How to Achieve Parallel Processing in Python

In This Article/Tutorial we are going to learn how to perform parallel processing in Python using functional programming. Lets first know what is Parallel Processing.

Parallel Processing:- Parallel Processing is the style of program operation in which the Processes are divided into different parts and are executed simultaneously in different processors attached inside of the same computer.
parallel programming takes the existing code and makes it parallel so that it runs on all of the CPU cores at the same time

We will use immutable data structure using functional programming principles & multiprocessing module in a simple example and also use a time function for applying a delay so that we would be able to apply multiprocessing and achieve the parallel processing for the code

Achieving Parallel Processing using multiprocessing in Python

Let’s start with the example b creating a data structure named actor

  1. Importing the required packages and modules
import collections
import time
import os
import multiprocessing
from pprint import pprint

2. Let’s create an immutable data structure using a collection module

Actor = collections.namedtuple('Actor',[
    'name',
    'born', 
    'oscar',
])
actors = (
     Actor(name ='leonardo dicaprio', born =1974 , oscar = True),
     Actor(name ='robert downey jr', born =1965 , oscar = False),
     Actor(name ='Gala gadot', born =1985 , oscar = False),
     Actor(name ='matthew mcconaughey', born =1969 , oscar = True),
     Actor(name ='norma shearer',born =1902 , oscar =True),
     Actor(name ='jackie chan',born =1954 , oscar = False),
     Actor(name ='Shahrukh Khan',born =1965 , oscar = False),
)
pprint(actors)
print()

Output :

(Actor(name='leonardo dicaprio', born=1974, oscar=True),
 Actor(name='robert downey jr', born=1965, oscar=False),
 Actor(name='Gala gadot', born=1985, oscar=False),
 Actor(name='matthew mcconaughey', born=1969, oscar=True),
 Actor(name='norma shearer', born=1902, oscar=True),
 Actor(name='jackie chan', born=1954, oscar=False),
 Actor(name='Shahrukh Khan', born=1965, oscar=False))

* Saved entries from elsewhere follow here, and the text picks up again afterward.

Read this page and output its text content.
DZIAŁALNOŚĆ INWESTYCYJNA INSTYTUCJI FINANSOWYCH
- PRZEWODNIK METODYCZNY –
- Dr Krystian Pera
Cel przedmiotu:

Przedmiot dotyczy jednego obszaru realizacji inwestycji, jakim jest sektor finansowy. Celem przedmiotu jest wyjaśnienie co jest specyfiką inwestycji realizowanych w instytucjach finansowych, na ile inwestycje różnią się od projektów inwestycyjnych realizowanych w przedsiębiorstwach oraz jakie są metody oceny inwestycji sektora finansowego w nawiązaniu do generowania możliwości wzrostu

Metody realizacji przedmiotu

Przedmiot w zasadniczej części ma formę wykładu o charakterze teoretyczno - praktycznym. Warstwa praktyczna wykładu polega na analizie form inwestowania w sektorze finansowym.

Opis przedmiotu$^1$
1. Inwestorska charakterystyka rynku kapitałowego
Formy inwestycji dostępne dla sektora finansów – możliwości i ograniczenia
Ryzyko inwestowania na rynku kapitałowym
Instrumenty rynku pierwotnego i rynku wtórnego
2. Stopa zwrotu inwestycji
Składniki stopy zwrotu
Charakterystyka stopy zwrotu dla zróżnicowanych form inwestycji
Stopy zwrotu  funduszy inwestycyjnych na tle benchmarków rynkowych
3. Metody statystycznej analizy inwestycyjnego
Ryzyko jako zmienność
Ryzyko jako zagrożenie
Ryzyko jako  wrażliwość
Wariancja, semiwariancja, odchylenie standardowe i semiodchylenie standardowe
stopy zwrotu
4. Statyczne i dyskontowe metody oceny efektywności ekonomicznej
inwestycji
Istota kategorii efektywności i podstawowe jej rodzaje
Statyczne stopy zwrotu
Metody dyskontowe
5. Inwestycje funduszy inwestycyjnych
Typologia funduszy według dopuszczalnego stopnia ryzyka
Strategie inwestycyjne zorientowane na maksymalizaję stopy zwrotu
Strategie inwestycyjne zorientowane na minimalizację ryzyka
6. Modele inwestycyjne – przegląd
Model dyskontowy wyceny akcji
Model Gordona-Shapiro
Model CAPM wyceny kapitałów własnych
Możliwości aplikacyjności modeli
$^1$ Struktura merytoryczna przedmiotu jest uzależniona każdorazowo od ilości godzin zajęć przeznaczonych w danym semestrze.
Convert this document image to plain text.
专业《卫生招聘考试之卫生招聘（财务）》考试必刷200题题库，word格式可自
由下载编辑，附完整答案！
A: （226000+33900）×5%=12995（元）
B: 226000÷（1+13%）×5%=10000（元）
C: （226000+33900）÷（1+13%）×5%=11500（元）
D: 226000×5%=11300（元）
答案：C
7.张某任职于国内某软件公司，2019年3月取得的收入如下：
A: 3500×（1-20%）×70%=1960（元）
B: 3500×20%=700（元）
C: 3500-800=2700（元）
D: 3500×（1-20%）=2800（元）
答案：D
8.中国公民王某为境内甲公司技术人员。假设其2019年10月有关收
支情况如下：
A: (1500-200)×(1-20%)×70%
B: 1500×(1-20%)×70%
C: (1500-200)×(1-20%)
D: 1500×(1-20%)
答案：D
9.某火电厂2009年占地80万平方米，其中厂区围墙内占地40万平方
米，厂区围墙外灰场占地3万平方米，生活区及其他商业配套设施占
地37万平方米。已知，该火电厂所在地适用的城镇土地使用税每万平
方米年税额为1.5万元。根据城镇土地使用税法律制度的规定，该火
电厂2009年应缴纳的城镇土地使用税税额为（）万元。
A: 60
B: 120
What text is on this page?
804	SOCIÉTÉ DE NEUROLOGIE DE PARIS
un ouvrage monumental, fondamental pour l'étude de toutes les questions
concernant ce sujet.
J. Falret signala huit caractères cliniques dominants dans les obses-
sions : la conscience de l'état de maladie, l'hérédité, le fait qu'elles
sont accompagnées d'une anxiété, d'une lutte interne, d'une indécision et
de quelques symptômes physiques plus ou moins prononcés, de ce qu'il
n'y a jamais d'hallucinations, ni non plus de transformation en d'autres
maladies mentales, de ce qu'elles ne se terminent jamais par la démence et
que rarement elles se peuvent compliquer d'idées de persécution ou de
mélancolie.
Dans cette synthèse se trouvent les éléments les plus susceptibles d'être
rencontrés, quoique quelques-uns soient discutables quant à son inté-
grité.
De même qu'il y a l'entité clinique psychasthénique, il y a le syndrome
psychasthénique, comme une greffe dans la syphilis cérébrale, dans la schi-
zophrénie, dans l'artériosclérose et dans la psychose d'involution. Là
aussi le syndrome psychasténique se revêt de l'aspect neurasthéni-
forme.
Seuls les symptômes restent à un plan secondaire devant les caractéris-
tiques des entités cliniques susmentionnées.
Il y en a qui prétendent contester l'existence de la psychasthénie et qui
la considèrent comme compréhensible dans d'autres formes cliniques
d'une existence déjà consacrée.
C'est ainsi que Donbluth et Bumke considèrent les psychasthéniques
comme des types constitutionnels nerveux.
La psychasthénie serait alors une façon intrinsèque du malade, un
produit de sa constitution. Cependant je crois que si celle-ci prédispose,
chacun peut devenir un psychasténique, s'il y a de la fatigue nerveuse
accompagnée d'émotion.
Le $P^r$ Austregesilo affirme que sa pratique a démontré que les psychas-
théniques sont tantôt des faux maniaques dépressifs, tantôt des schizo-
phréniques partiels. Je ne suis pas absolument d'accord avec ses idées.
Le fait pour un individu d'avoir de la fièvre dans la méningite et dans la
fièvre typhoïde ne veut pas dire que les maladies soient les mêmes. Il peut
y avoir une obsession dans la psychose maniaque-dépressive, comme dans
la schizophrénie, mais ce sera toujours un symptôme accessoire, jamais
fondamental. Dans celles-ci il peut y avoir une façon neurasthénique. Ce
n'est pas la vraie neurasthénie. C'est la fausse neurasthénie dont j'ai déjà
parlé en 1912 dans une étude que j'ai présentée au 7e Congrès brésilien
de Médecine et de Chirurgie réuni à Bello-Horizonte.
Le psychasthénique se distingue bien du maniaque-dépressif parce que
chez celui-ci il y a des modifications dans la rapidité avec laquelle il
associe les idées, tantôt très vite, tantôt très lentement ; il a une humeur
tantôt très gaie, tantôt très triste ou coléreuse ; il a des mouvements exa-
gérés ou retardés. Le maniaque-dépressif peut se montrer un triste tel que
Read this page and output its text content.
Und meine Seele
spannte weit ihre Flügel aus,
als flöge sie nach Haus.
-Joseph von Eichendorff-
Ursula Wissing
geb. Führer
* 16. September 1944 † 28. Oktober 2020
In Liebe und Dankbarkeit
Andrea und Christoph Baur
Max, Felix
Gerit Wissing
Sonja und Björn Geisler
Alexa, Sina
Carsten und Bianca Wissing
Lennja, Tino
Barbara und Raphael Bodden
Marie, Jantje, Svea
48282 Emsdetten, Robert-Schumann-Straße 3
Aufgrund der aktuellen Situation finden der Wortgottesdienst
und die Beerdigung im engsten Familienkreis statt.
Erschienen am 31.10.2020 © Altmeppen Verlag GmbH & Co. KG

4. Creating The Function named transform in which we will modify some data and use that function for parallelizing the code with the multiprocessing module

def transform(x):
    print(f'Process id {os.getpid()} Processing data {x.name}')
    time.sleep(1)#delaying the function
    result = {'name': x.name, 'age': 2019 - x.born}
    print(f'Process id {os.getpid()} Done Processing data {x.name}')
    return result

In the above code, we are using the time. sleep function to delay the function speed so that we can be able to see the impact of the multiprocessing module and see how actually the parallel processing works. We are using os.getid function to see the different processing id’s that parallel processing will create to get the output of that function

5. Now let’s use the main function(recommended to use for Windows users) & inside the main function we will be using the multiprocessing module

if __name__ == '__main__':
    start = time.time()
    pool = multiprocessing.Pool() #it is an pool which like an interface that can run our function in parallel multipleacross the cpu cores
    result = pool.map(transform, actors)
    pool.close()
    end = time.time()
    print(f'\nTime to complete process:{end-start:.2f}s \n')#this will show the exact time required for process to complete 
    pprint(result)

Now, In the above block of code, we are defining an if main function(recommended for Windows users), instead of it we can also directly apply the multiprocessing tool, but we can encounter a runtime error while running the whole file on command prompt od bash. The multiprocessing.Pool() is kind of an interface that can run our function parallel across the different CPU cores and gets also  covers less computational file

So to See the Result save the code file with the .py extension and run it with the windows command prompt or the bash shell. After running the file the output generated will be as follows  :

Note:-I have saved the code as parallel.py on C Drive

Output :

Microsoft Windows [Version 6.3.9600]
(c) 2013 Microsoft Corporation. All rights reserved.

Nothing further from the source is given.